Beaucoup de familles sont encore confrontées à la perspective ou à la réalité du chômage. Et un million d'enfants vivent dans des familles où les parents ne disposent que d'un revenu d'assistance. Pour permettre à tous les enfants de prendre un bon départ dans la vie, nous devons d'abord aider les parents à être toujours en mesure d'occuper un bon emploi. Il faut aussi, dès le plus jeune âge, garantir l'égalité des chances. Trop souvent encore, l'attention portée aux enfants en difficulté est tardive, et ne se manifeste réellement que lorsque l'échec scolaire est patent. Enfin, nous avons le devoir de rendre effectif le droit au logement. Il est inscrit dans nos lois depuis 1989, mais pas dans la réalité de beaucoup de familles, et pas seulement les plus pauvres.
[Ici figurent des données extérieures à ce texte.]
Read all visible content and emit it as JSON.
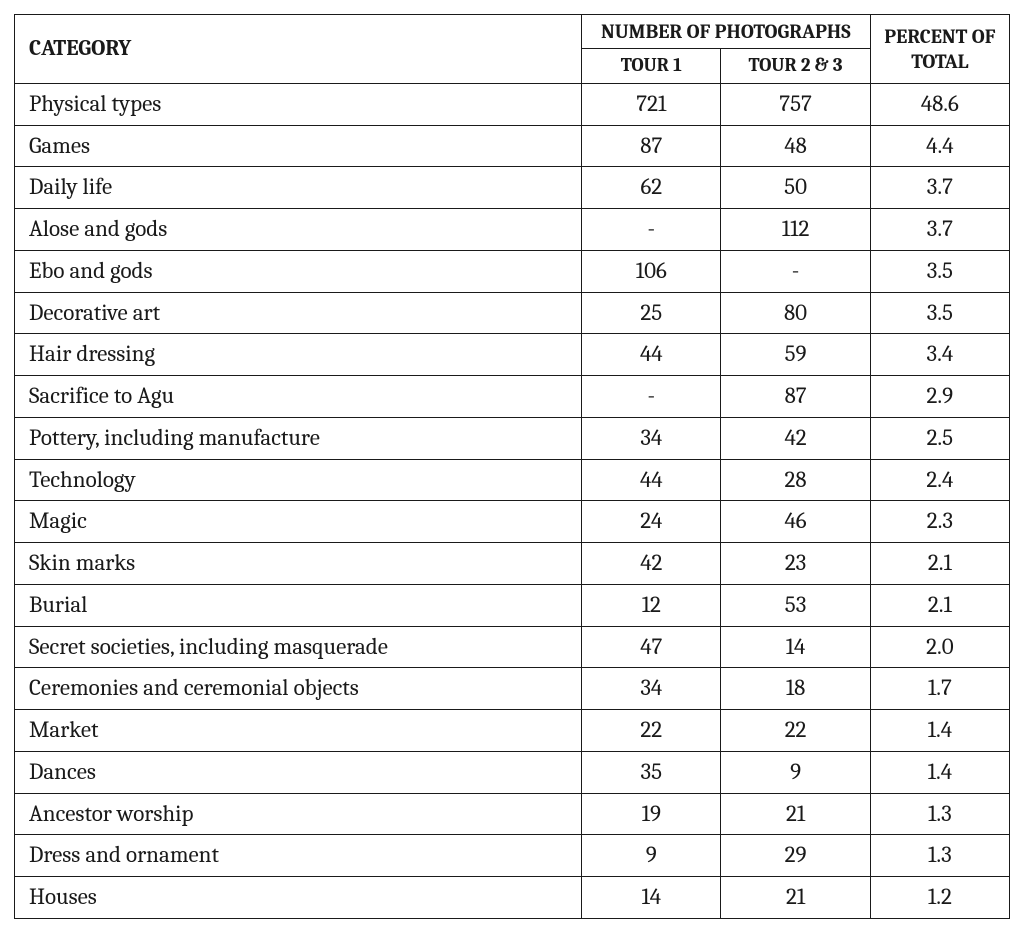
{
  "table": {
    "type": "table",
    "background_color": "#ffffff",
    "border_color": "#1a1a1a",
    "text_color": "#1a1a1a",
    "header_fontsize_main": 22,
    "header_fontsize_group": 20,
    "header_fontsize_sub": 19,
    "body_fontsize": 23,
    "column_widths_pct": [
      57,
      14,
      15,
      14
    ],
    "headers": {
      "category": "CATEGORY",
      "group": "NUMBER OF PHOTOGRAPHS",
      "tour1": "TOUR 1",
      "tour23": "TOUR 2 & 3",
      "percent": "PERCENT OF TOTAL"
    },
    "rows": [
      {
        "category": "Physical types",
        "tour1": "721",
        "tour23": "757",
        "percent": "48.6"
      },
      {
        "category": "Games",
        "tour1": "87",
        "tour23": "48",
        "percent": "4.4"
      },
      {
        "category": "Daily life",
        "tour1": "62",
        "tour23": "50",
        "percent": "3.7"
      },
      {
        "category": "Alose and gods",
        "tour1": "-",
        "tour23": "112",
        "percent": "3.7"
      },
      {
        "category": "Ebo and gods",
        "tour1": "106",
        "tour23": "-",
        "percent": "3.5"
      },
      {
        "category": "Decorative art",
        "tour1": "25",
        "tour23": "80",
        "percent": "3.5"
      },
      {
        "category": "Hair dressing",
        "tour1": "44",
        "tour23": "59",
        "percent": "3.4"
      },
      {
        "category": "Sacrifice to Agu",
        "tour1": "-",
        "tour23": "87",
        "percent": "2.9"
      },
      {
        "category": "Pottery, including manufacture",
        "tour1": "34",
        "tour23": "42",
        "percent": "2.5"
      },
      {
        "category": "Technology",
        "tour1": "44",
        "tour23": "28",
        "percent": "2.4"
      },
      {
        "category": "Magic",
        "tour1": "24",
        "tour23": "46",
        "percent": "2.3"
      },
      {
        "category": "Skin marks",
        "tour1": "42",
        "tour23": "23",
        "percent": "2.1"
      },
      {
        "category": "Burial",
        "tour1": "12",
        "tour23": "53",
        "percent": "2.1"
      },
      {
        "category": "Secret societies, including masquerade",
        "tour1": "47",
        "tour23": "14",
        "percent": "2.0"
      },
      {
        "category": "Ceremonies and ceremonial objects",
        "tour1": "34",
        "tour23": "18",
        "percent": "1.7"
      },
      {
        "category": "Market",
        "tour1": "22",
        "tour23": "22",
        "percent": "1.4"
      },
      {
        "category": "Dances",
        "tour1": "35",
        "tour23": "9",
        "percent": "1.4"
      },
      {
        "category": "Ancestor worship",
        "tour1": "19",
        "tour23": "21",
        "percent": "1.3"
      },
      {
        "category": "Dress and ornament",
        "tour1": "9",
        "tour23": "29",
        "percent": "1.3"
      },
      {
        "category": "Houses",
        "tour1": "14",
        "tour23": "21",
        "percent": "1.2"
      }
    ]
  }
}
Le plan de cohésion sociale que présentera prochainement le Gouvernement apportera des réponses concrètes aux difficultés des familles, je l'espère, en favorisant l'emploi pour tous, en mobilisant tous nos efforts pour la prévention des difficultés scolaires et sociales des enfants et en renouvelant notre politique du logement pour la mettre au service de toutes les familles.


A travers la politique familiale, c'est la vitalité de notre pays qui est en jeu. C'est aussi le développement et l'épanouissement individuels de chaque Français au sein de cet espace privilégié que constitue la famille.

C'est pourquoi notre conception de la famille ne peut qu'être ouverte, moderne et généreuse. La famille est de plus en plus diverse : chaque famille est différente et toutes se rejoignent dans la même expérience. Toutes offrent à l'individu cette somme d'amour et d'attentions qui le protègent, lui permettent de se construire et de se développer, à travers les liens de l'affection, le partage du quotidien, la solidarité face aux épreuves de la vie. La transformation des rapports sociaux, l'importance des familles monoparentales, la progression du nombre de divorces et de séparations redessinent le visage de la famille sans modifier sa signification ni remettre en cause sa vitalité. Notre politique familiale s'est adaptée à ces évolutions pour garantir à la famille les conditions de son développement. Il doit en être de même de notre droit de la famille.

La loi sur le divorce vient d'être adoptée. Comme je l'ai souhaité, elle vise à dépassionner autant que possible et à rendre plus rapides les procédures de divorce, pour qu'elles ne viennent pas ajouter du conflit au conflit. J'attache aussi beaucoup d'importance aux travaux qu'a engagé le Garde des Sceaux pour mettre un terme aux différences de statut qui subsistaient en matière de filiation entre famille naturelle et famille légitime. Je souhaite enfin que le droit des successions soit modernisé, pour simplifier les petites successions et mieux protéger le conjoint survivant.


Monsieur le Président,

Mesdames, Messieurs,

Je vais maintenant remettre la médaille de la famille à chacune et à chacun d'entre vous. Toutes et tous, vous connaissez la fierté d'avoir fondé une famille et de l'avoir menée à bon port, dans les moments de joie comme dans les moments difficiles. Par cette distinction, c'est, en réalité, la France tout entière qui rend hommage à chacune et à chacun d'entre vous.

Au nom de la République, je vous adresse mes plus vives, mes plus sincères félicitations et je vous remercie.